A typically multifarious post from The Daily Growler goes on to discuss burgoos, structuralism, golf, and Mezz Mezzrow, but it starts with a reminiscence of how the Growler learned to speak and write:
I could already “speak” by the time I entered public school; I was taught not to use contractions, especially “ain’t,” a forbidden word in my house. “Is not, young man, and if I catch you saying that word again, I’ll wash your mouth out with Lava soap” [an exceptionally harsh soap said to have been made from volcanic pumice ash] and I was afraid of my folks when it came to proper language; they really would have washed my mouth out with Lava had I tried to get away with using it again.

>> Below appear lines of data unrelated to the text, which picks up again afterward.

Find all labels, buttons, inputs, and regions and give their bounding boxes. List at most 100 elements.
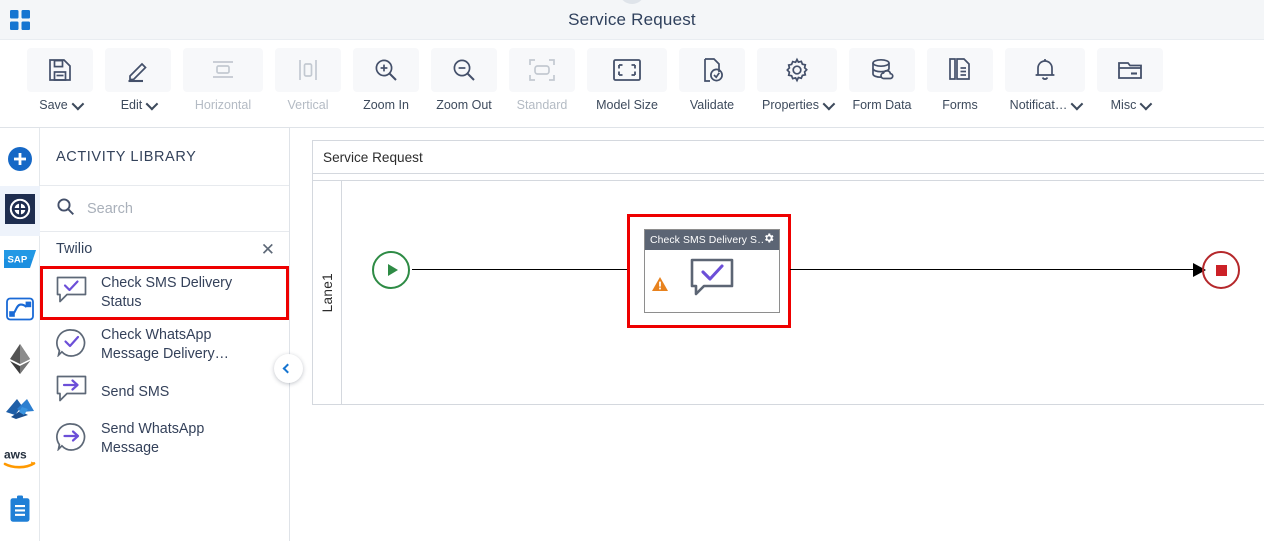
rail-item-add-new[interactable] — [0, 136, 40, 186]
search-icon — [56, 197, 75, 221]
service-task[interactable]: Check SMS Delivery S… — [644, 229, 780, 313]
chevron-down-icon — [1070, 97, 1084, 110]
sap-logo-icon: SAP — [3, 249, 36, 273]
toolbar-label-save: Save — [39, 97, 85, 112]
ethereum-logo-icon — [9, 343, 30, 379]
toolbar-button-notifications[interactable]: Notificat… — [1002, 48, 1088, 112]
activity-library-title: ACTIVITY LIBRARY — [40, 128, 289, 186]
fit-standard-icon — [509, 48, 575, 92]
aws-logo-icon: aws — [3, 447, 37, 476]
svg-text:aws: aws — [4, 447, 27, 461]
play-triangle-icon — [387, 264, 398, 276]
toolbar-label-forms: Forms — [942, 98, 978, 112]
svg-text:SAP: SAP — [7, 254, 27, 265]
toolbar-button-zoom-out[interactable]: Zoom Out — [428, 48, 500, 112]
chevron-down-icon — [145, 97, 159, 110]
magnifier-plus-icon — [353, 48, 419, 92]
close-icon[interactable]: ✕ — [261, 241, 275, 258]
chevron-down-icon — [1139, 97, 1153, 110]
library-search-row[interactable] — [40, 186, 289, 232]
connector-rail: SAP aws — [0, 128, 40, 541]
warning-triangle-icon[interactable] — [651, 276, 669, 297]
collapse-panel-button[interactable] — [274, 354, 303, 383]
activity-item[interactable]: Send SMS — [40, 369, 289, 414]
library-group-header: Twilio ✕ — [40, 232, 289, 266]
toolbar-button-standard: Standard — [506, 48, 578, 112]
main-toolbar: Save Edit Horizontal Vertical Zoom In Zo… — [0, 40, 1264, 128]
toolbar-button-horizontal: Horizontal — [180, 48, 266, 112]
speech-arrow-square-icon — [56, 375, 87, 408]
toolbar-label-notifications: Notificat… — [1010, 97, 1084, 112]
pool-label[interactable]: Service Request — [313, 141, 1264, 174]
gear-icon — [757, 48, 837, 92]
documents-icon — [927, 48, 993, 92]
toolbar-button-form-data[interactable]: Form Data — [846, 48, 918, 112]
search-input[interactable] — [87, 200, 257, 217]
floppy-disk-icon — [27, 48, 93, 92]
stop-square-icon — [1215, 264, 1227, 276]
chevron-left-icon — [282, 363, 293, 374]
toolbar-button-properties[interactable]: Properties — [754, 48, 840, 112]
sequence-flow-2[interactable] — [790, 269, 1193, 271]
rail-item-integration[interactable] — [0, 286, 40, 336]
align-vertical-icon — [275, 48, 341, 92]
pencil-icon — [105, 48, 171, 92]
folder-card-icon — [1097, 48, 1163, 92]
bell-icon — [1005, 48, 1085, 92]
toolbar-button-zoom-in[interactable]: Zoom In — [350, 48, 422, 112]
document-check-icon — [679, 48, 745, 92]
activity-label: Check WhatsApp Message Delivery… — [101, 326, 229, 362]
toolbar-label-form-data: Form Data — [852, 98, 912, 112]
task-body — [645, 250, 779, 313]
activity-item[interactable]: Check WhatsApp Message Delivery… — [40, 320, 289, 370]
rail-item-ethereum[interactable] — [0, 336, 40, 386]
diagram-canvas[interactable]: Service Request Lane1 Check SMS Delivery… — [290, 128, 1264, 541]
page-title: Service Request — [568, 9, 696, 29]
sequence-flow-1[interactable] — [412, 269, 627, 271]
toolbar-label-misc: Misc — [1111, 97, 1153, 112]
toolbar-label-zoom-out: Zoom Out — [436, 98, 492, 112]
rail-item-activities[interactable] — [0, 186, 40, 236]
task-header: Check SMS Delivery S… — [645, 230, 779, 250]
task-selection-highlight[interactable]: Check SMS Delivery S… — [627, 214, 791, 328]
target-grid-icon — [4, 193, 35, 229]
chevron-down-icon — [71, 97, 85, 110]
lane: Lane1 Check SMS Delivery S… — [313, 181, 1264, 405]
toolbar-button-edit[interactable]: Edit — [102, 48, 174, 112]
activity-item[interactable]: Check SMS Delivery Status — [40, 266, 289, 320]
toolbar-button-validate[interactable]: Validate — [676, 48, 748, 112]
rail-item-clipboard[interactable] — [0, 486, 40, 536]
speech-check-square-icon — [56, 276, 87, 309]
toolbar-button-misc[interactable]: Misc — [1094, 48, 1166, 112]
rail-item-azure[interactable] — [0, 386, 40, 436]
app-grid-icon[interactable] — [0, 0, 40, 40]
lane-body[interactable]: Check SMS Delivery S… — [342, 181, 1264, 405]
toolbar-button-save[interactable]: Save — [24, 48, 96, 112]
pool[interactable]: Service Request Lane1 Check SMS Delivery… — [312, 140, 1264, 405]
toolbar-label-validate: Validate — [689, 98, 735, 112]
toolbar-button-model-size[interactable]: Model Size — [584, 48, 670, 112]
speech-check-round-icon — [56, 328, 87, 362]
toolbar-label-vertical: Vertical — [287, 98, 329, 112]
activity-label: Send SMS — [101, 383, 170, 400]
end-event[interactable] — [1202, 251, 1240, 289]
magnifier-minus-icon — [431, 48, 497, 92]
activity-item[interactable]: Send WhatsApp Message — [40, 414, 289, 464]
plus-circle-icon — [7, 146, 33, 177]
lane-label[interactable]: Lane1 — [313, 181, 342, 405]
rail-item-sap[interactable]: SAP — [0, 236, 40, 286]
toolbar-button-forms[interactable]: Forms — [924, 48, 996, 112]
database-cloud-icon — [849, 48, 915, 92]
toolbar-label-standard: Standard — [516, 98, 568, 112]
gear-icon[interactable] — [763, 231, 775, 249]
rail-item-aws[interactable]: aws — [0, 436, 40, 486]
library-group-label: Twilio — [56, 241, 93, 257]
chevron-down-icon — [822, 97, 836, 110]
azure-logo-icon — [5, 396, 35, 427]
toolbar-label-edit: Edit — [121, 97, 159, 112]
toolbar-label-zoom-in: Zoom In — [363, 98, 409, 112]
speech-check-icon — [689, 257, 735, 302]
window-titlebar: Service Request — [0, 0, 1264, 40]
toolbar-button-vertical: Vertical — [272, 48, 344, 112]
start-event[interactable] — [372, 251, 410, 289]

Also I could write fairly well with pen and ink before I went to 1st grade thanks to my dad’s obsession with fine pens and with the fine penmanship you could become capable of developing using one of those fine “writing instruments,” as my dad called them. He would take one of his beautiful fountain pens, he had a gold-tipped Sheaffer that was a pen among pens to him and cost him an arm and a leg that he taught me to write with […] my dad would take his fine Sheaffer pen and he would show me how to write, like starting with the alphabet, you know, holding my hand and then moving it to form each letter—teaching me to use a square-topped A—my dad’s style—his first name beginning with an A; and then a fancy B, I later think he got from seeing a letter B in German, each letter having to be printed or scripted in his certain ways, on and on, etc. Then he taught me how to sign my name—he could sign his name backwards and upsidedown; sometimes, if you caught him in a show-off mood, he would sign his name forwards and backwards at the same time. Then, using the Good Book of the Christian World of Fables, he taught me grammar and, by golly, I was growling pretty correct sentences when I entered first grade. Besides, all that prepping had caused me to develop into a little smartass know-it-all. I was amazed at how advanced I was with knowledge-seeking tools over those other just-plain kiddie dumbos who competed with me in first grade. I was a little man; they were pencil necked geeks. I knew how to spell words correctly too, another discipline taught to me by my dad who loved to read the dictionary and loved the idea of spelling bees. My dad loved learning to spell, pronounce, and use-in-sentences big words, and of course I knew how to spell “antidisestablishmentarianism” before I was 5.
I learned to write and spell early, too, but I didn’t get to use any fine Sheaffer pens. Now I feel deprived.